La vita è una schiscetta piena di piccole cose condite alla milanese

«Ch'el me scusa, mi scusi, ma lù l'è invidaa? Si? Allora per piasé, ch'el se desvida on moment: si sviti un attimo...» In milanese «invidaa» significa sia «invitato» che «avvitato» e si gioca proprio su questo bisticcio una vecchia battuta che si riferisce a chi a un rinfresco o in un bar qualsiasi «è solito piazzarsi davanti al tavolo delle bibite e delle vettovaglie e non intende spostarsi per lasciare spazio ad altri convitati».
Un piccolo aneddoto fra i tanti che il giornalista Giorgio Guaiti racconta con leggerezza e ironia per descrivere la vita di ogni giorno in una città come Milano. Lo ha fatto per anni, fra il 1987 e il 2009 con la rubrica «Specchio segreto» sulle pagine del quotidiano «il Giorno». Storielle che ora occupano una paginetta o poco più e che Guaiti ha raccolto in un volume (nella collana Pagine Disparse milanesi in collaborazione con il centro Filologico milanese). Sono quasi 200 pagine in cui trovano spazio le vicende prese dalla strada, nel bar sotto casa, in metropolitana «che appartengono alla vita di ogni giorno a Milano e non soltanto a Milano poiché in fondo - spiega - farmacie, supermercati, impiegati, motociclisti esistono ovunque» Così come «i guai della gente sono sempre gli stessi anche in barba allo scorrere del tempo». Ecco perché come recita il titolo «La vita è una schiscetta» e cioè «piena di piccole cose più o meno buone».
Quelle pennellate di vita quotidiana senza nome e cognome, senza fatti eccezionali che il giornalista con la sua trentennale esperienza in una redazione di un quotidiano, definisce «Avventure di ogni giorno», come recita nel sottotitolo.
Per di più raccontate anche in milanese. Già, perché le brevi storie che cominciano e si concludono guardacaso sempre col pane, dalla condanna a cui è sottoposto chi è costretto a mangiare sempre e solo panini a pranzo e arrivando alle saracinesche sempre più chiuse dei prestinai cittadini, sono tutte tradotte in dialetto milanese.
La traduzione è affidata all'esperienza di Alma Brioschi che insegna la lengua milanesa al Circolo Filologico milanese, l'istituzione culturale meneghina che ha contribuito alla realizzazione del volume. Non solo. Alla fine del libro quattro racconti sono tradotti anche in latino, «un po' per sfizio e un po' per dimostrare quanto dell'antica lingua dell'Impero - come spiega lo stesso Guaiti - è rimasto nel dialetto della città e per offrire, a chi lo vuole cogliere, una (rara) occasione di verificarlo».

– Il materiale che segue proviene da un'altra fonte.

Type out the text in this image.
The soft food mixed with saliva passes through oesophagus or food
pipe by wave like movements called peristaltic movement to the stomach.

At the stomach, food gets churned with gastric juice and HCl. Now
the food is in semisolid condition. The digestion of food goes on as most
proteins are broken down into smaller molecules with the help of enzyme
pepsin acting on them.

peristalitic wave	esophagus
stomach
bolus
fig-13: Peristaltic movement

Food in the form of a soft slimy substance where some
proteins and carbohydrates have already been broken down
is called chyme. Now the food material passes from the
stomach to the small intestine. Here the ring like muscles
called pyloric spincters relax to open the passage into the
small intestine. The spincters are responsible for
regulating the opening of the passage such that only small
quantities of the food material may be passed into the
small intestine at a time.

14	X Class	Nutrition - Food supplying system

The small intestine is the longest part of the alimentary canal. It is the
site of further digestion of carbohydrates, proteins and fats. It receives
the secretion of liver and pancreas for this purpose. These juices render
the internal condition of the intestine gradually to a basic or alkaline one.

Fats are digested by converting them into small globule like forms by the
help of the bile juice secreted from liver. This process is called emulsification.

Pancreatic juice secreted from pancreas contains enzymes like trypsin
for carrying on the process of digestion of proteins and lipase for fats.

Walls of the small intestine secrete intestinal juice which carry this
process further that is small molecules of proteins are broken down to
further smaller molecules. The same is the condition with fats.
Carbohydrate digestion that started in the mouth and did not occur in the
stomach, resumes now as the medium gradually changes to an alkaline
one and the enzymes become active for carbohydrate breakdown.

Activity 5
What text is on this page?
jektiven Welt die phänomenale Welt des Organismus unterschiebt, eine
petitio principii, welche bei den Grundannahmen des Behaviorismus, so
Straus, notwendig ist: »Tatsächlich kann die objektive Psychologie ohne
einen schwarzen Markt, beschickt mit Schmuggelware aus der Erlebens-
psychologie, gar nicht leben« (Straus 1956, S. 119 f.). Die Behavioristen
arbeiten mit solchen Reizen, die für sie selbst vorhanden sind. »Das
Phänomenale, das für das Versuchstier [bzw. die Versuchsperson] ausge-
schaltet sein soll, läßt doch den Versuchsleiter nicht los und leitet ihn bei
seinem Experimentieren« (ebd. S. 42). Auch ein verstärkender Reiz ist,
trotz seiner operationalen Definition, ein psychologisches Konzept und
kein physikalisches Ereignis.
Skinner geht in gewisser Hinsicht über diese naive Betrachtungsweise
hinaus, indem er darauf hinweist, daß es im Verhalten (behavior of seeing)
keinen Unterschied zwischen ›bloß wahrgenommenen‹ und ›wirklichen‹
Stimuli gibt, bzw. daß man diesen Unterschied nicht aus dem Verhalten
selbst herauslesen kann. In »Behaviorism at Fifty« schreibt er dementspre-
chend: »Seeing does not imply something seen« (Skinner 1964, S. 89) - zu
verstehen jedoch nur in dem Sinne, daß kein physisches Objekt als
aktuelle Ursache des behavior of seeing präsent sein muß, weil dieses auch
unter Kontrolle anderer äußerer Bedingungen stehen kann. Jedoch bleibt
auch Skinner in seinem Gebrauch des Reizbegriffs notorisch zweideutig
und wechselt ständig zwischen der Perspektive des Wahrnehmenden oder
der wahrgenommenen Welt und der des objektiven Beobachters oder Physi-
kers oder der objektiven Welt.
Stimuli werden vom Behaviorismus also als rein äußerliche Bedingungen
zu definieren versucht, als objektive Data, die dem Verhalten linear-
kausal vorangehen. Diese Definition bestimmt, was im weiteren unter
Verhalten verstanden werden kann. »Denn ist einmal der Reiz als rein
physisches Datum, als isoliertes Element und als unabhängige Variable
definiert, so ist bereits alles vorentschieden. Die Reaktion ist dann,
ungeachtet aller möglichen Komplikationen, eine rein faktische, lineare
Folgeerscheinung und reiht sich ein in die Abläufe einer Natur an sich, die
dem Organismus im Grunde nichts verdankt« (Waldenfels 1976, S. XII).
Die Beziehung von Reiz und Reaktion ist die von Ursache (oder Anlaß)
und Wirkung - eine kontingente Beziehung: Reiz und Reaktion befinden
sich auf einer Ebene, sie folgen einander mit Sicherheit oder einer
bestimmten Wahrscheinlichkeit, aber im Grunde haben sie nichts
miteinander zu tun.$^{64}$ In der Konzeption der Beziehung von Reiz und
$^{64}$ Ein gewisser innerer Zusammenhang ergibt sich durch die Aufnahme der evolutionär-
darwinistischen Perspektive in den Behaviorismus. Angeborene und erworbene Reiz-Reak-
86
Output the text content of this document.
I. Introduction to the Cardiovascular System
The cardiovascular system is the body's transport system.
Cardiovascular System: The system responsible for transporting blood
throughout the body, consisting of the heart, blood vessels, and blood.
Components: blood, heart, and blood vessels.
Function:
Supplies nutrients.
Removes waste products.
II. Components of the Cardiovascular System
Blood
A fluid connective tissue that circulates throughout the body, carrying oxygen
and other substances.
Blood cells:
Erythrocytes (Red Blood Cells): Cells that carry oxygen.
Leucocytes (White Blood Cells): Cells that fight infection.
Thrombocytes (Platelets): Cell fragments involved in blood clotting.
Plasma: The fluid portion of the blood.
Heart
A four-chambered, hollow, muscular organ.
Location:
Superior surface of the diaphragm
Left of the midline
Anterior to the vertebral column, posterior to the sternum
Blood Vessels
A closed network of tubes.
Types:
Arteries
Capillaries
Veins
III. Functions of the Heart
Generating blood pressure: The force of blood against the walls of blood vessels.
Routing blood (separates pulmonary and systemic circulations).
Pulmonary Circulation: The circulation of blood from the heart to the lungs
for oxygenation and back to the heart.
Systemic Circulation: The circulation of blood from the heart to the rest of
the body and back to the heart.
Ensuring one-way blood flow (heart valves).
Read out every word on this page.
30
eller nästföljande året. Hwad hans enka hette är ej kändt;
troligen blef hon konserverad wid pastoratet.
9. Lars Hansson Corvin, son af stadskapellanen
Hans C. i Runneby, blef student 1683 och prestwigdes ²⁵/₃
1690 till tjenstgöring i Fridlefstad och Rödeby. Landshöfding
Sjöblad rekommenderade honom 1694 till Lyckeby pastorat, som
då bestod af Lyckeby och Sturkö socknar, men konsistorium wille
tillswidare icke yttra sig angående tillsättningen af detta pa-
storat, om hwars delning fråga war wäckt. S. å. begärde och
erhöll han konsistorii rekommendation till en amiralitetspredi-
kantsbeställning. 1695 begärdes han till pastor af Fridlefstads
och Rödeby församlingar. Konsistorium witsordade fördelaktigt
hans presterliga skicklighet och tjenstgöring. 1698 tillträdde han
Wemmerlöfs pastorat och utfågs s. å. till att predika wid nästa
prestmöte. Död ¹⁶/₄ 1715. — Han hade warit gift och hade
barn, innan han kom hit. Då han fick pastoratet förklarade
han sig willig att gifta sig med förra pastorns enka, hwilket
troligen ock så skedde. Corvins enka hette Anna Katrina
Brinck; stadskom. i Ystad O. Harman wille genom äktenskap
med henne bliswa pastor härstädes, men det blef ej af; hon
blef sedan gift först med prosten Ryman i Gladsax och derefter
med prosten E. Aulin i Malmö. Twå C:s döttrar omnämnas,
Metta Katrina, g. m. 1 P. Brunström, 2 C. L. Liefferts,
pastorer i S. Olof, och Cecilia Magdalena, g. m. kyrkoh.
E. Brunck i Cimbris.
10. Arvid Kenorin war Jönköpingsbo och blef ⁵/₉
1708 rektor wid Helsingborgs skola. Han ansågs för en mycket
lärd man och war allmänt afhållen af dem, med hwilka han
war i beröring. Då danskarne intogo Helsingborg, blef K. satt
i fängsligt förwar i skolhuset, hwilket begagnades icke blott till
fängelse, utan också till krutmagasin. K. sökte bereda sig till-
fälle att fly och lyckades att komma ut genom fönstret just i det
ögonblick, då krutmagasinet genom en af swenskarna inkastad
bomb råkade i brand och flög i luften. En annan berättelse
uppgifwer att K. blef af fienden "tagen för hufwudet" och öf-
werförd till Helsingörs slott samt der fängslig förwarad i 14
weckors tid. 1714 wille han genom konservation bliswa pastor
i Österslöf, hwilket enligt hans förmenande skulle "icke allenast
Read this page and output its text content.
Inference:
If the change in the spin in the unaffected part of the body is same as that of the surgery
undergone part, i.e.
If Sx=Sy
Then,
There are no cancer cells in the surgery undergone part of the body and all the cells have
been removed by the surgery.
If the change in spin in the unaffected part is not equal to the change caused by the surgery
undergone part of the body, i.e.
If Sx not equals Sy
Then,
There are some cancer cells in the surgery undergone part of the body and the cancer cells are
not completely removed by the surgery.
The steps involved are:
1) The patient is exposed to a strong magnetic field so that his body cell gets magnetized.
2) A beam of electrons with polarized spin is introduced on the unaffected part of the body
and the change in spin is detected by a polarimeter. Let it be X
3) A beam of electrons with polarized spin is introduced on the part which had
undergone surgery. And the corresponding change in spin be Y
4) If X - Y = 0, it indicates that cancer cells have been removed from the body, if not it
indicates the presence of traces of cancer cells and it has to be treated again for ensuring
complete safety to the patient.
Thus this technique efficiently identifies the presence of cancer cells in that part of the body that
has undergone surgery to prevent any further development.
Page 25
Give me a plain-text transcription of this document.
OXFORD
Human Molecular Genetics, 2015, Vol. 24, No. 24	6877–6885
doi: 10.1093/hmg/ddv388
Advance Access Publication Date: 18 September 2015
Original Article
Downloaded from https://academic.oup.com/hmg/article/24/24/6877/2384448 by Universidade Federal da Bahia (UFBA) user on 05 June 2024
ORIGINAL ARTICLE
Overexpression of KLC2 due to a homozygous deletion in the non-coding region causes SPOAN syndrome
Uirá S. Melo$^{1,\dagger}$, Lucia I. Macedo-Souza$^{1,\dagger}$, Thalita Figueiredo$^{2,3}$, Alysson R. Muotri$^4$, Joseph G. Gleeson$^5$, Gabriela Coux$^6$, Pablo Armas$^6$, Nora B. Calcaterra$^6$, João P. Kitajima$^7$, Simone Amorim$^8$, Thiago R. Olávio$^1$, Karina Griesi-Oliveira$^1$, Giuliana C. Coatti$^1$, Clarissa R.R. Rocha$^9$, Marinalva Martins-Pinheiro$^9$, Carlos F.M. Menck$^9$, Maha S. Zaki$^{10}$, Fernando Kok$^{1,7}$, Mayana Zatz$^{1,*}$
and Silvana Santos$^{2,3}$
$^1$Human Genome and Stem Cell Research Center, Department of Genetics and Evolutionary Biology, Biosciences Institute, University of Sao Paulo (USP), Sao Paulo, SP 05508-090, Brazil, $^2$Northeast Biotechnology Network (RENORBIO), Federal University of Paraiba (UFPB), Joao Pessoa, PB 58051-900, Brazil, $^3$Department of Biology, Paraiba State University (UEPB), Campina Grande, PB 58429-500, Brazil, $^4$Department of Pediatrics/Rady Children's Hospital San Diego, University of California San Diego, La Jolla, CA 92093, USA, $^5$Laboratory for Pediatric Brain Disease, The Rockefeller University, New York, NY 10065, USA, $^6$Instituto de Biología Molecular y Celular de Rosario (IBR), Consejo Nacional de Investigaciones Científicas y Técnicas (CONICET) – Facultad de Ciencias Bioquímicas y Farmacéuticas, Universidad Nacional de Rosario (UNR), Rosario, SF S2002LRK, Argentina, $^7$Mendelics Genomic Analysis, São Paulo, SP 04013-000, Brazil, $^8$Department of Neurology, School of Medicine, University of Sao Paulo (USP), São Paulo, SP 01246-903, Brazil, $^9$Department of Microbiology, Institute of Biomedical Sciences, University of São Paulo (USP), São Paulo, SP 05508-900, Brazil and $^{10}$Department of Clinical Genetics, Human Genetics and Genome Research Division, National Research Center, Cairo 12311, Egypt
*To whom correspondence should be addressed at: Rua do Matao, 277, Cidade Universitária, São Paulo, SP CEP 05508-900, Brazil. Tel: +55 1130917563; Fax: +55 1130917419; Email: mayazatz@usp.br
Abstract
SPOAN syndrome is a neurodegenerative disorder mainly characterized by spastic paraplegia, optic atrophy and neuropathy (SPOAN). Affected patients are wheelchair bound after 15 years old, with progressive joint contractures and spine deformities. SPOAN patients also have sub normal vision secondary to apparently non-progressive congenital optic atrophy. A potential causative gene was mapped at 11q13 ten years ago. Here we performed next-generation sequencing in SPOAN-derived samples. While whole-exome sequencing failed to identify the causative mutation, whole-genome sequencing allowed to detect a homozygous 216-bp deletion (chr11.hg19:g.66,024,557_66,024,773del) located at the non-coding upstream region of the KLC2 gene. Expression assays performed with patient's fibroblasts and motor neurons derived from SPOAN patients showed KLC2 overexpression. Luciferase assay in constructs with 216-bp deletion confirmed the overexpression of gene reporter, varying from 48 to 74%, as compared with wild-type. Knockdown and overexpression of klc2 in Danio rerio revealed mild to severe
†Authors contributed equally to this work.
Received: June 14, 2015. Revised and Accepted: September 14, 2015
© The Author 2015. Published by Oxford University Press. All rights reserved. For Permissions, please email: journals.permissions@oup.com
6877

E per chi il milanese lo mastica non troppo bene, all'inizio del volume un paio di paginette ragguagliano gli inesperti con le «brevi indicazioni pratiche» per una corretta pronuncia. E allora, per dirla con Guaiti «Ma milanesi si nasce oppure si diventa respirando aria e nebbia?».
La risposta è a pagina 66, e rigorosamente con testo milanese a fronte.